Firstly, I loved Room, I really loved The Handmaiden and I have always loved a good period ghost story in the vein of E.F. Benson’s How Fear Departed from the Long Gallery or William Hope Hodgeson’s The Horse of the Invisible (don’t you want to read that just from the title?), so all things considered: the director of the best film of 2015 adapting a book from the author of the best film of probably the last FIVE years, set in a haunted, dilapidated old manor in post-war England…it’s no surprise that I should really love this movie.
The story follows the grave young working-class doctor Faraday who is called to the rundown Hundreds Hall and falls for the lady of the manor Catherine, but as their relationship grows more troubled, the ghostly manifestations of the house grow more malevolent.

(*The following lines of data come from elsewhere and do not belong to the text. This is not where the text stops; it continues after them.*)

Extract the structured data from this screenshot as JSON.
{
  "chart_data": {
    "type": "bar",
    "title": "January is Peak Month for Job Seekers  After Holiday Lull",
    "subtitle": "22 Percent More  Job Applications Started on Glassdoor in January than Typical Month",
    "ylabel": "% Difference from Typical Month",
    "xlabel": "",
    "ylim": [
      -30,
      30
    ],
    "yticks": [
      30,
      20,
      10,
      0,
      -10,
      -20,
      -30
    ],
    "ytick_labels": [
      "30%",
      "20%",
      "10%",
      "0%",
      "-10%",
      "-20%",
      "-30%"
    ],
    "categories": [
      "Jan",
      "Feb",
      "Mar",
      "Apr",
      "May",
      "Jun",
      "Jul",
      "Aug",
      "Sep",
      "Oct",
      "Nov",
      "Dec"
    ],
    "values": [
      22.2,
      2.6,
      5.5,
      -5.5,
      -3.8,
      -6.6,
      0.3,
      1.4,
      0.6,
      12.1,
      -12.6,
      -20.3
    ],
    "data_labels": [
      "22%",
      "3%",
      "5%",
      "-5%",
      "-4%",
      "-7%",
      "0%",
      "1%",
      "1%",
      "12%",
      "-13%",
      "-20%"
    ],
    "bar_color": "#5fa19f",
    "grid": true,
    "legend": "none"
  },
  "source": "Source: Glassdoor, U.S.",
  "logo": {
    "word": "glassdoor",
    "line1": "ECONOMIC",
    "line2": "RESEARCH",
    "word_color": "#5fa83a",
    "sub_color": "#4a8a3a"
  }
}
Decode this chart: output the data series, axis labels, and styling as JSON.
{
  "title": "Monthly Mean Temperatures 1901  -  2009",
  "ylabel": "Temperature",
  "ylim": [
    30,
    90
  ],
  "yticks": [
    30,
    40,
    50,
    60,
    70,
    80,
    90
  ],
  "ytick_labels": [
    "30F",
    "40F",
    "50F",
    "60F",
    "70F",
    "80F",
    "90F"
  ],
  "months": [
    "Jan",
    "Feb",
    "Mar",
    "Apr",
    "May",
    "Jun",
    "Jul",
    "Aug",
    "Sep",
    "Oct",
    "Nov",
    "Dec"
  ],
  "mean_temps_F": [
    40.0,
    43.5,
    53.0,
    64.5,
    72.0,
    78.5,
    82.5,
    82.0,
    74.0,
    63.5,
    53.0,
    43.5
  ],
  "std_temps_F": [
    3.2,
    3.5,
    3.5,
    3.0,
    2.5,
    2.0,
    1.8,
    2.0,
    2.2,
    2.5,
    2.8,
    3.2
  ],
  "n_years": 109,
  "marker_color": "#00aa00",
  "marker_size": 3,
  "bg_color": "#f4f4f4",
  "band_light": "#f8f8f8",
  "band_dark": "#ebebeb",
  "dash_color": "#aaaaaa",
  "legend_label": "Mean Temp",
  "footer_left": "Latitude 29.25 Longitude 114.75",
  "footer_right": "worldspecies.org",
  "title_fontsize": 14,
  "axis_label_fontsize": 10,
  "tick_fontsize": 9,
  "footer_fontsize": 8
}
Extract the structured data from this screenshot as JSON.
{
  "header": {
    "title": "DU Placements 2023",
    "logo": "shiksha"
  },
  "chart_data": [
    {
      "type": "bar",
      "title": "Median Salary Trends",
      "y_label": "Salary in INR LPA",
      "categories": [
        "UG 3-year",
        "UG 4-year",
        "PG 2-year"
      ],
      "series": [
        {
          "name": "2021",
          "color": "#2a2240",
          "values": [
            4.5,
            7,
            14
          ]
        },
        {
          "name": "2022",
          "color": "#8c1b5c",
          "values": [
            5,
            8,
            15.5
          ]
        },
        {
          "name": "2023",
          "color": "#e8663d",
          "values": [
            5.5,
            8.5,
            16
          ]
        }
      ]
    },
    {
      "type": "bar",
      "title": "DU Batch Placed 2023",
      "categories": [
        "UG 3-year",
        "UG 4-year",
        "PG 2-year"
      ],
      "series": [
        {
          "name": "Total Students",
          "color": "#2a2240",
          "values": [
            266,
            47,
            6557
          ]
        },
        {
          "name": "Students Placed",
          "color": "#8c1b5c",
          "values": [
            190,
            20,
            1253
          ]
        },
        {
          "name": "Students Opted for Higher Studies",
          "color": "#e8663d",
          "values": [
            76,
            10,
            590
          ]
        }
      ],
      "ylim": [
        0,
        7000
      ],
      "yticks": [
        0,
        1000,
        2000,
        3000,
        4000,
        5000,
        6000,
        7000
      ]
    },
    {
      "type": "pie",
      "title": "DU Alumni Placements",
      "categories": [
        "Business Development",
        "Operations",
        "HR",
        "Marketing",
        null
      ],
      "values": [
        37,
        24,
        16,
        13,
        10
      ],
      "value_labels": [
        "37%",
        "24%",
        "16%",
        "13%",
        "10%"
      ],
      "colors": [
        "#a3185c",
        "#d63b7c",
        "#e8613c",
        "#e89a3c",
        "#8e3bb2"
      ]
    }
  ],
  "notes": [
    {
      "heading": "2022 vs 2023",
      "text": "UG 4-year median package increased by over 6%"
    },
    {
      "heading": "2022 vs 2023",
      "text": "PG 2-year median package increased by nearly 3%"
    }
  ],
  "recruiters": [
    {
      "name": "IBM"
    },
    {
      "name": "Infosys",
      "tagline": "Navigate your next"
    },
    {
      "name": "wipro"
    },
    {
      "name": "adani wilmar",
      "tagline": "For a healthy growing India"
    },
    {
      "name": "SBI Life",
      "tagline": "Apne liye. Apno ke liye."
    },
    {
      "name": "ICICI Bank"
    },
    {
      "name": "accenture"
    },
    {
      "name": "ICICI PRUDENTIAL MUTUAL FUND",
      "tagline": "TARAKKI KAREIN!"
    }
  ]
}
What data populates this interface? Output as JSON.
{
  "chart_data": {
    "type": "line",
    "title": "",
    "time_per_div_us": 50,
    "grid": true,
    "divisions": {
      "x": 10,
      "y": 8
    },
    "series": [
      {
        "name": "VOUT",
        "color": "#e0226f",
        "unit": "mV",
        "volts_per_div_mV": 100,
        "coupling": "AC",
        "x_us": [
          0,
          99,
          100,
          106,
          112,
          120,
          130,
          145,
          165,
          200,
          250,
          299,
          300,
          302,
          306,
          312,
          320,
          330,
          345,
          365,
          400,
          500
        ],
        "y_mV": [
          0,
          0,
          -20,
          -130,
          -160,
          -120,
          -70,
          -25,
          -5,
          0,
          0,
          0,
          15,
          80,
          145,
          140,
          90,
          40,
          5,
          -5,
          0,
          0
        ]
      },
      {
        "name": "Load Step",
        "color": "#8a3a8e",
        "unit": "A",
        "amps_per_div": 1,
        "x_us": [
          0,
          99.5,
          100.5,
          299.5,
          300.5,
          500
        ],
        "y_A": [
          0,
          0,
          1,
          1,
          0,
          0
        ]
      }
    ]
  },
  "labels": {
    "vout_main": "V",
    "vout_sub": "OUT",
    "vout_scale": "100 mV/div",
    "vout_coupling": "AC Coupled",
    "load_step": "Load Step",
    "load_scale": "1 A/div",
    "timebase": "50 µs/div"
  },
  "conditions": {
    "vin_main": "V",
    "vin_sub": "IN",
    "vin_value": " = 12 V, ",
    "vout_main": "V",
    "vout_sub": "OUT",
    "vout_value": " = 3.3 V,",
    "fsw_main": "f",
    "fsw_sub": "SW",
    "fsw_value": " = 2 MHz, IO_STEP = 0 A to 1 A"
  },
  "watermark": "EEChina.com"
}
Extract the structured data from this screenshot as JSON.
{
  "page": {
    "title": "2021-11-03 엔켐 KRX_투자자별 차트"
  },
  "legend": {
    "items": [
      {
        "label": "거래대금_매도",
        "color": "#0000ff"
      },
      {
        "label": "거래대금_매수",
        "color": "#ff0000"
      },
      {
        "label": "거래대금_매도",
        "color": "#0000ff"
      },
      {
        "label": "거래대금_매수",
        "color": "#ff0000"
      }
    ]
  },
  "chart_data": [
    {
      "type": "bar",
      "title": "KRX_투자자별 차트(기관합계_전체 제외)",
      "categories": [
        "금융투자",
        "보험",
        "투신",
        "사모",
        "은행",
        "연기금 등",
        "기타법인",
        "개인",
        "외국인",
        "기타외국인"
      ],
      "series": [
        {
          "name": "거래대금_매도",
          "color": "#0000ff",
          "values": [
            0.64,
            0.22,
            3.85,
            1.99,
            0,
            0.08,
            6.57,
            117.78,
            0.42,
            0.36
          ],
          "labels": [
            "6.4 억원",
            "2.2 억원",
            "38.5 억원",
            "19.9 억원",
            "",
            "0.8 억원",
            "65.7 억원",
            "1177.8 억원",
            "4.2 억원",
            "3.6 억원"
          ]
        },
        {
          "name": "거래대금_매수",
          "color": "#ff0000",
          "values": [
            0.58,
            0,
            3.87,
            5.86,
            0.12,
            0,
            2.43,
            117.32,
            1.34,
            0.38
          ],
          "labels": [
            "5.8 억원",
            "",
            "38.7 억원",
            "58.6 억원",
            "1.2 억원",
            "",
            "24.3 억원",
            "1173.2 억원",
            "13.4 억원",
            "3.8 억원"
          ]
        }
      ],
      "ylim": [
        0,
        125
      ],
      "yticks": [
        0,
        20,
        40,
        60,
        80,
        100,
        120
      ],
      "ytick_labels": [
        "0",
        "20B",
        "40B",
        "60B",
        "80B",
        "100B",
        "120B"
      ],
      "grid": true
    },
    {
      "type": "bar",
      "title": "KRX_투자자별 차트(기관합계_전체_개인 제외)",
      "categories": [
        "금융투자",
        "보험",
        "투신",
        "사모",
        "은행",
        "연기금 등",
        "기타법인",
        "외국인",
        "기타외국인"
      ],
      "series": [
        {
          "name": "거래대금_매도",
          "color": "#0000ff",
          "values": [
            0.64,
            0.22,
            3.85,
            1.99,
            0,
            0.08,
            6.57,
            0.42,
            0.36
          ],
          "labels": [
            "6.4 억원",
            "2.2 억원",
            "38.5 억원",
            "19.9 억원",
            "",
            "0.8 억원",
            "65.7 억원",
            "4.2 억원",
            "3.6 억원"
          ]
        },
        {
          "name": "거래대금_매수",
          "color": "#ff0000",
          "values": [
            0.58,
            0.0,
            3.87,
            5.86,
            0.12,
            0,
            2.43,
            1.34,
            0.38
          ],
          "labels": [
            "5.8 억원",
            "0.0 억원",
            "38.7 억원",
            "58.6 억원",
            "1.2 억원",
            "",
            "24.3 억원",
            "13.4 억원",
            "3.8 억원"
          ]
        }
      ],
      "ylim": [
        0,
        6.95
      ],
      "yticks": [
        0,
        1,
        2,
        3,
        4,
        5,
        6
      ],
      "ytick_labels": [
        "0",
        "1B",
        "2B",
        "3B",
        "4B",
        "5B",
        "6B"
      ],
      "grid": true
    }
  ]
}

I’ve not yet read any of Sarah Waters novels (I have an unread copy of Fingersmith on my shelf) but I am beginning to develop a huge respect for her work since adaptations of her novels have led to two movies that I immediately wanted to see again, so dense and tricky were they, so full of lines that once spoken, hang, glinting in the scene like the reveal of a loaded gun, heavy with implication and inference. Many of the basic story elements here will be familiar to viewers of The Handmaiden, especially the theme of class and importance of architecture (the production design in both films is paramount and incidentally fantastic). Both films feature characters from opposite sides of the class divide, one hoping to inveigle themselves into the upper echelons, the other to extricate themselves from them. Both films begin with the main character arriving at a great house, the long journey up the winding drive to the house through a fairy-tale dark wood, and coming to know the denizens of the sinister home, who all seem to be a little crooked and ill, like Brideshead Revisited with a sadistic glint in its eye. Although this film is far more cynical and less satisfying than The Handmaiden. Where the latter enthralled with how measured and detailed every facet was, all whirring and ticking like the workings of an intricate machine of entertainment, The Little Stranger is chill and ambiguous, but just as menacing and cunningly constructed, like reaching through a veil to reveal a different scene from the one you expected.
The film lacks the Handmaiden’s cloying sex appeal, replaced with a ghostly chill and arch style, with uncomfortable close shots interspersed with uncomfortable far shots, long periods of stillness and deep concentration broken with indecent violent outbursts.
The film is stunningly impressive in its construction, possibly the best made film of 2018 (but what does ‘best made’ mean anyway), with a strange headiness and use of the medium that demands a querying audience and boasts some fabulous performances, with Ruth Wilson as the particular standout, battling through arch lines and wrought emotions with a perfect balance of tragic dignity and upper class absurdity, she renders the character beautifully sympathetic.
I feel that, although not in the same tier yet (a second viewing may augment that, this is a film that demands to be appreciated in its fullness), this may be this year’s Personal Shopper, a strange, perplexing labyrinth which is technically best described as a ghost story, but to do so is to miss every other reason to go see it.